Na de Grote Actie breekt vanaf half september 1942 een nieuwe fase aan. Opnieuw worden de grenzen van het getto aangepast. Bijna het hele kleine getto wordt opgeheven en alle bewoners, ook de Szlengels, worden gedwongen om in het grote getto een onderkomen te zoeken. Dat zijn naar schatting nog 70.000 personen. Recht op leven hebben alleen nog de 30.000 mensen die een Arbeitskarte weten te bemachtigen en als dwangarbeider te werk worden gesteld in een van de szopy, de Duitse fabrieken en werkplaatsen die zich vooral in het grote getto bevinden. De anderen verblijven er ‘illegaal’ en zijn hun leven geen moment zeker.
Het lukt Szlengel om werk te vinden in een van de szopy waar borstels en bezems worden gemaakt voor de Duitse oorlogsindustrie. Als dwangarbeider heeft hij een plek om te wonen en is hij verzekerd van eten. De Szlengels komen in een woning aan de Świętojerskastraat 34 terecht, die ze delen met vele andere dwangarbeiders van de borstelwerkplaats.
In deze maanden van honger, uitputting, en iedere dag weer de angst om opgepakt te worden, blijft Szlengel gedichten schrijven en poëzieavonden organiseren. Zijn Levende Dagblad blijft publiek trekken, ook al staat hij er nu alleen voor. Al snel geeft hij iedere zaterdag een voorstelling in een woning verderop in de straat, voorstellingen die als szopki de geschiedenis in zullen gaan. De voorstellingen zijn zo populair dat hij wordt gevraagd om ook in andere werkplaatsen op te treden. Echt clandestien kunnen de avonden niet meer blijven. Soms komen er zelfs agenten van de Gestapo kijken – wat gevaarlijk was want Szlengel aarzelde niet om ook hen op de hak te nemen. Maar schijnbaar beschouwden de agenten dat als een eer.

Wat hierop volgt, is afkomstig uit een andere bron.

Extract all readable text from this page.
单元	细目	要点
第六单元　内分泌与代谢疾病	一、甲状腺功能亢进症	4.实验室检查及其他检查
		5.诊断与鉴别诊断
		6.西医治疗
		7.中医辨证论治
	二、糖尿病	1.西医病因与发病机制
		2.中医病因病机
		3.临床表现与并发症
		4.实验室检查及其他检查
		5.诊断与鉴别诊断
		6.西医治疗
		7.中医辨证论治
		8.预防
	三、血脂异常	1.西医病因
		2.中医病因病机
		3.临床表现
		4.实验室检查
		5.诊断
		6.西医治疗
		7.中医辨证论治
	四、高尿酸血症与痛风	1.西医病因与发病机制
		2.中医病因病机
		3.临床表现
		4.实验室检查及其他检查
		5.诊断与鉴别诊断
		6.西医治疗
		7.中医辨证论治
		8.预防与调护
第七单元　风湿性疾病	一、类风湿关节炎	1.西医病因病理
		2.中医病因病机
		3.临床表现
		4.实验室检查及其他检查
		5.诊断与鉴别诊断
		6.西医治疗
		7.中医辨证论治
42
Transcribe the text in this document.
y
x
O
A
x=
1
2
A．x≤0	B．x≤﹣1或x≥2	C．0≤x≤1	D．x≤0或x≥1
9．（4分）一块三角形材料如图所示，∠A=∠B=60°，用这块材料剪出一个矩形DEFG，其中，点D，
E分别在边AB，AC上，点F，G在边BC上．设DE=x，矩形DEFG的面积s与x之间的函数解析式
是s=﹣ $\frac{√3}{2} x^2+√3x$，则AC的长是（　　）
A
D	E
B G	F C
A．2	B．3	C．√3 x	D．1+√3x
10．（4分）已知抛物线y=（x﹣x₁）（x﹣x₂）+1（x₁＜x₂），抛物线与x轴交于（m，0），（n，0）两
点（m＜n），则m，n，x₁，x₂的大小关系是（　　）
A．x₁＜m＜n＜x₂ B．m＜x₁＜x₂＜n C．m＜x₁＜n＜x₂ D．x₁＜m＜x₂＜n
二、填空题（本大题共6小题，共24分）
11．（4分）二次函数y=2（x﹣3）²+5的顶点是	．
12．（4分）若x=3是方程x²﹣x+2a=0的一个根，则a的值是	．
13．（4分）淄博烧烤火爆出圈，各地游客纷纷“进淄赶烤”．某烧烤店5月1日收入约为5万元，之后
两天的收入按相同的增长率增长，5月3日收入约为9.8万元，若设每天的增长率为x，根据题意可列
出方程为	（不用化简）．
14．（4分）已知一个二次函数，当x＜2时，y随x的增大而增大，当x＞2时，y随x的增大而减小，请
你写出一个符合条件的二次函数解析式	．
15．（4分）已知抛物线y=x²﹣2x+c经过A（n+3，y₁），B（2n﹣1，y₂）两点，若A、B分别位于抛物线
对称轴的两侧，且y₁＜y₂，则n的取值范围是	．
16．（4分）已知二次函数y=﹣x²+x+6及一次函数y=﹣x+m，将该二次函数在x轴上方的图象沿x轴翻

In de wetenschap dat de tijd hem op de hielen zit, schrijft hij met potlood het ene na het andere gedicht, haastig, nooit wetend hoeveel tijd hem nog gegeven is. Later organiseert hij op de een of andere manier een typemachine en carbonpapier waarmee hij de verzen overtypt. Enkele gedichten met een paar nietjes samengevoegd vormen bundeltjes, die hij weggeeft en verkoopt. Zo verdient hij wat geld. En hoewel het hem op het podium nog steeds lukt de clown uit te hangen, worden zijn verzen ernstiger en wanhopiger. In zijn gedichten kijken arische bomen zijn huis binnen, verandert een ster van Bethlehem in een bom, en neemt geen van zijn vrienden buiten het getto de telefoon op als hij ze om hulp wil vragen. Over de ontelbare voorwerpen die in deze periode in de aarde onder het getto verloren raken schrijft hij het al eerder genoemde gedicht Rzeczy (De dingen).
Bellenbord
Szlengel vertrouwt zijn gedichten toe aan Oneg Szabat, de organisatie die systematisch werkt aan het Ondergrondse Archief van het Getto van Warschau. Later zal het bekend komen te staan als het Ringelblum Archief. Dagboeken, manuscripten, ooggetuigenverslagen, overheidsstukken, gedichten, bellenborden, plattegronden, tekeningen, wanhoopskreten, bioscoopkaartjes, munten, foto’s, worden samengebracht in tien blikken dozen en twee melkbussen. Ze werden begraven en na de oorlog teruggevonden. Het Joods Historisch Instituut in Warschau heeft de 6000 documenten (ruim 35000 pagina’s) ontsloten en nog steeds is het Ringelblum Archief een onuitputtelijke bron voor onderzoek naar het Joodse leven in Polen tijdens de Tweede Wereldoorlog.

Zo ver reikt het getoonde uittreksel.